// Methodology / Phase 4

Execution & Monitoring

Disciplined execution turns test runs into trustworthy data points. Sloppy execution produces numbers that look precise and mean nothing.

Run protocol

Every run follows the same checklist: environment health verified and change-frozen, caches in a documented state (cold or warmed — deliberately chosen, never accidental), monitoring dashboards live, baseline metrics captured, run ID assigned and logged. Each run's configuration — scenario, load level, build version, environment state — is recorded so any result can be tied to exactly what produced it.

Baseline first, always

Before any full-load test we establish a single-user/low-volume baseline. It catches broken scripts and environment problems cheaply, and gives the uncontended response-time floor that later results are read against: if p95 at full load is 480 ms and the baseline is 450 ms, the system barely noticed; if the baseline is 60 ms, you have queueing.

Live monitoring during runs

We watch tests in real time rather than discovering problems in post-analysis: client-side latency and error feeds, server-side saturation signals (CPU, GC time, pool utilisation, queue depths), and load-generator health. Runs that go off the rails — environment interference, data exhaustion, generator saturation — are stopped, diagnosed and rescheduled rather than allowed to produce contaminated data.

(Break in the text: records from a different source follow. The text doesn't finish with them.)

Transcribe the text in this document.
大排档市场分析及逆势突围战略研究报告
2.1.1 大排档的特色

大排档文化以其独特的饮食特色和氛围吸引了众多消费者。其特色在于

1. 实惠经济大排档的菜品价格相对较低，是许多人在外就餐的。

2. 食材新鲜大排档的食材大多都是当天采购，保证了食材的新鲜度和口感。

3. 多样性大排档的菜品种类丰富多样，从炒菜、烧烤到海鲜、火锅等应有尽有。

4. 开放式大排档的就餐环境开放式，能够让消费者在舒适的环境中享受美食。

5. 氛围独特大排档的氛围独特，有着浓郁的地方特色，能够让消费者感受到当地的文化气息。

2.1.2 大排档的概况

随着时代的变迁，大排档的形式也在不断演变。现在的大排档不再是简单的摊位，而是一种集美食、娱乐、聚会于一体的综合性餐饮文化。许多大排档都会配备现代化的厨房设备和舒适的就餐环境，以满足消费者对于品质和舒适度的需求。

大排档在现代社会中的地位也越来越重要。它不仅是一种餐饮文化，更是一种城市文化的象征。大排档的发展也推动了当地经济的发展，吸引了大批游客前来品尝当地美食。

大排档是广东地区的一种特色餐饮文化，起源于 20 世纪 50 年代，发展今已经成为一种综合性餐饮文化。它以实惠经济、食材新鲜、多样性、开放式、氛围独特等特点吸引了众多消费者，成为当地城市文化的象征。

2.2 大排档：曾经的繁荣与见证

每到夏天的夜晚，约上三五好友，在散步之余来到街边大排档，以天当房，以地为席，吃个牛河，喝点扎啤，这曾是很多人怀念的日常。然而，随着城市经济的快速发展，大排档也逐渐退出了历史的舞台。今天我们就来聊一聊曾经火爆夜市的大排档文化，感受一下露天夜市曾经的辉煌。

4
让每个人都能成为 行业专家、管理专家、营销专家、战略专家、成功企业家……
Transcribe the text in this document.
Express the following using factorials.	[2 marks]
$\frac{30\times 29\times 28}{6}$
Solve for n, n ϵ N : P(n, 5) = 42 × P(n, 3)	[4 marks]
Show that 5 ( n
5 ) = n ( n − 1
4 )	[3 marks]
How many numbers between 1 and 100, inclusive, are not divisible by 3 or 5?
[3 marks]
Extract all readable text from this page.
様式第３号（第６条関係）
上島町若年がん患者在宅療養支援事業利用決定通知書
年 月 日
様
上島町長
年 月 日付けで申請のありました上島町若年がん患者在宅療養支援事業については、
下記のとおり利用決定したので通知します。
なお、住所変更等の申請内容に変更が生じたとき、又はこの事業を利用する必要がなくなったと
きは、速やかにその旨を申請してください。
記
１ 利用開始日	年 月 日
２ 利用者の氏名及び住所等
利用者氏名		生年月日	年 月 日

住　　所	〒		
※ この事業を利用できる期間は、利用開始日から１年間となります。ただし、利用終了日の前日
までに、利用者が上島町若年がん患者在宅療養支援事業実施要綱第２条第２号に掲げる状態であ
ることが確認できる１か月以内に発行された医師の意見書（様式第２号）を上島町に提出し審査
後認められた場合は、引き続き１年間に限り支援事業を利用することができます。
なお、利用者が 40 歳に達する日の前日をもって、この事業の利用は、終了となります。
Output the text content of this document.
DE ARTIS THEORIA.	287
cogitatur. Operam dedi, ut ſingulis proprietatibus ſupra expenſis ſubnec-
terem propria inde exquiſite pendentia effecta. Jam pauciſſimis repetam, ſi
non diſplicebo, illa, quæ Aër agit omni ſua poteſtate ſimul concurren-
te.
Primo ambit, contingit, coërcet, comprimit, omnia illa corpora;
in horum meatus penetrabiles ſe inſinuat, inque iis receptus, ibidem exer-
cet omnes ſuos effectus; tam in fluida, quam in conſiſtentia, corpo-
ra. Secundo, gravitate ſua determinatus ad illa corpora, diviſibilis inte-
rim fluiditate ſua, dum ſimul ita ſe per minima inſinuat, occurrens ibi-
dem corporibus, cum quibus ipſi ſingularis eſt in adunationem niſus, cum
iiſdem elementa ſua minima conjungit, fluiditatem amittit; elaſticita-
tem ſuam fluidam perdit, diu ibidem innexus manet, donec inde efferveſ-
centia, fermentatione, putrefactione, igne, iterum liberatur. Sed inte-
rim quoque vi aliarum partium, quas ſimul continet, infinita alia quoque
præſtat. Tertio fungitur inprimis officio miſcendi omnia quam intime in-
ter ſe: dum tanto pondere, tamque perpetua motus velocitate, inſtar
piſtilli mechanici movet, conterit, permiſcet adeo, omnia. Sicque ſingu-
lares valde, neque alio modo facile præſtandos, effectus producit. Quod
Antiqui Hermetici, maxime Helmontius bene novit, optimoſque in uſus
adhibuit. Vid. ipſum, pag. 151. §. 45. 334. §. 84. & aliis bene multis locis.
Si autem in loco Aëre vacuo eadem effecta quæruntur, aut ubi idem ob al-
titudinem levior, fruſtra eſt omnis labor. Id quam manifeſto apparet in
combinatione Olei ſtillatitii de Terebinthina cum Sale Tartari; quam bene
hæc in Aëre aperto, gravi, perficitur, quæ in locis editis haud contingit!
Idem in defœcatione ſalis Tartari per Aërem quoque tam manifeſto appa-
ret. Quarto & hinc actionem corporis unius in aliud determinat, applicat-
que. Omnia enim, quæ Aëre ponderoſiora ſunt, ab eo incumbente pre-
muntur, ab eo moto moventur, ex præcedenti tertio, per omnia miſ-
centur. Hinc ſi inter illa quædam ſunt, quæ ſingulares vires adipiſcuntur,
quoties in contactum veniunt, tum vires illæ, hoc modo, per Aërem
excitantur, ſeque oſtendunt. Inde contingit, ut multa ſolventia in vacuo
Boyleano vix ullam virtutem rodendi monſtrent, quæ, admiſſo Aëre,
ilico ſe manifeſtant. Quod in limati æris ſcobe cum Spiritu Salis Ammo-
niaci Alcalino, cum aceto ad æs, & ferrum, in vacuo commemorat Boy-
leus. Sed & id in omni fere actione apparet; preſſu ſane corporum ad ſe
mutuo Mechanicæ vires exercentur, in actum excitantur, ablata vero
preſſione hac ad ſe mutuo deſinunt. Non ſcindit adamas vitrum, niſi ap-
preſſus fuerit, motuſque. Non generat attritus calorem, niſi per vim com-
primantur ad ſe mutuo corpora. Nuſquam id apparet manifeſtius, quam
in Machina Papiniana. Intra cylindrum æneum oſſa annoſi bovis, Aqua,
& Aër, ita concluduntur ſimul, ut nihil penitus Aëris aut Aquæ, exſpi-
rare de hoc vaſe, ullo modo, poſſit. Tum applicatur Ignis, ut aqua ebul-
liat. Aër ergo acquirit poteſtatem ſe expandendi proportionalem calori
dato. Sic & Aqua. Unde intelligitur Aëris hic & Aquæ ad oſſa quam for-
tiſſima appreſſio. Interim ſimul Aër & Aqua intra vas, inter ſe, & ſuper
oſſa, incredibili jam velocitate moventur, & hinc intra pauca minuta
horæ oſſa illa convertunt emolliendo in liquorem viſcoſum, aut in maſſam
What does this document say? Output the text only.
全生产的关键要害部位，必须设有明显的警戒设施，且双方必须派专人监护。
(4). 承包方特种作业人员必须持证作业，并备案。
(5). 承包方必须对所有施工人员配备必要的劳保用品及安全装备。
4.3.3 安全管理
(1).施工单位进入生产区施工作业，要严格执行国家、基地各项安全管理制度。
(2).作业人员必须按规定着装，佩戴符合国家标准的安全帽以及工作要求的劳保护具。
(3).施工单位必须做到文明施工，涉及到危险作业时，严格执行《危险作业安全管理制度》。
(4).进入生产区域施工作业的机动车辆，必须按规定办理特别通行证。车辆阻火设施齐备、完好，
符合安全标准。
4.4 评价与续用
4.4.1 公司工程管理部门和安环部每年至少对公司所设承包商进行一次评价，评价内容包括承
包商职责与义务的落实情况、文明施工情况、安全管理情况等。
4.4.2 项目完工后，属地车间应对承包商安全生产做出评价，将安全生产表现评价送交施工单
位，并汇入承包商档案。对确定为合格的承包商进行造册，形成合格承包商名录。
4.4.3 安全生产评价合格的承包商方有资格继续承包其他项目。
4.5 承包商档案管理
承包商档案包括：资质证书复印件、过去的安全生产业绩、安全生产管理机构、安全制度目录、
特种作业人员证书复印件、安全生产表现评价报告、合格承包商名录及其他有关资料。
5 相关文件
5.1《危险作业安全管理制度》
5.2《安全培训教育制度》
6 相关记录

The cardinal rule: one variable at a time

When investigating a finding, each subsequent run changes exactly one thing — a pool size, an index, a heap setting. Change three things and improve 20%, and you've learned almost nothing (one change may have cost you 10% while another gained 30%). The discipline feels slow and is in fact the fastest route to a tuned system.

Phase outputs

A run log of all executions with configuration and outcome; the complete raw results archive (client-side measurements and server-side metrics, time-aligned); and flagged anomalies for Phase 5 analysis.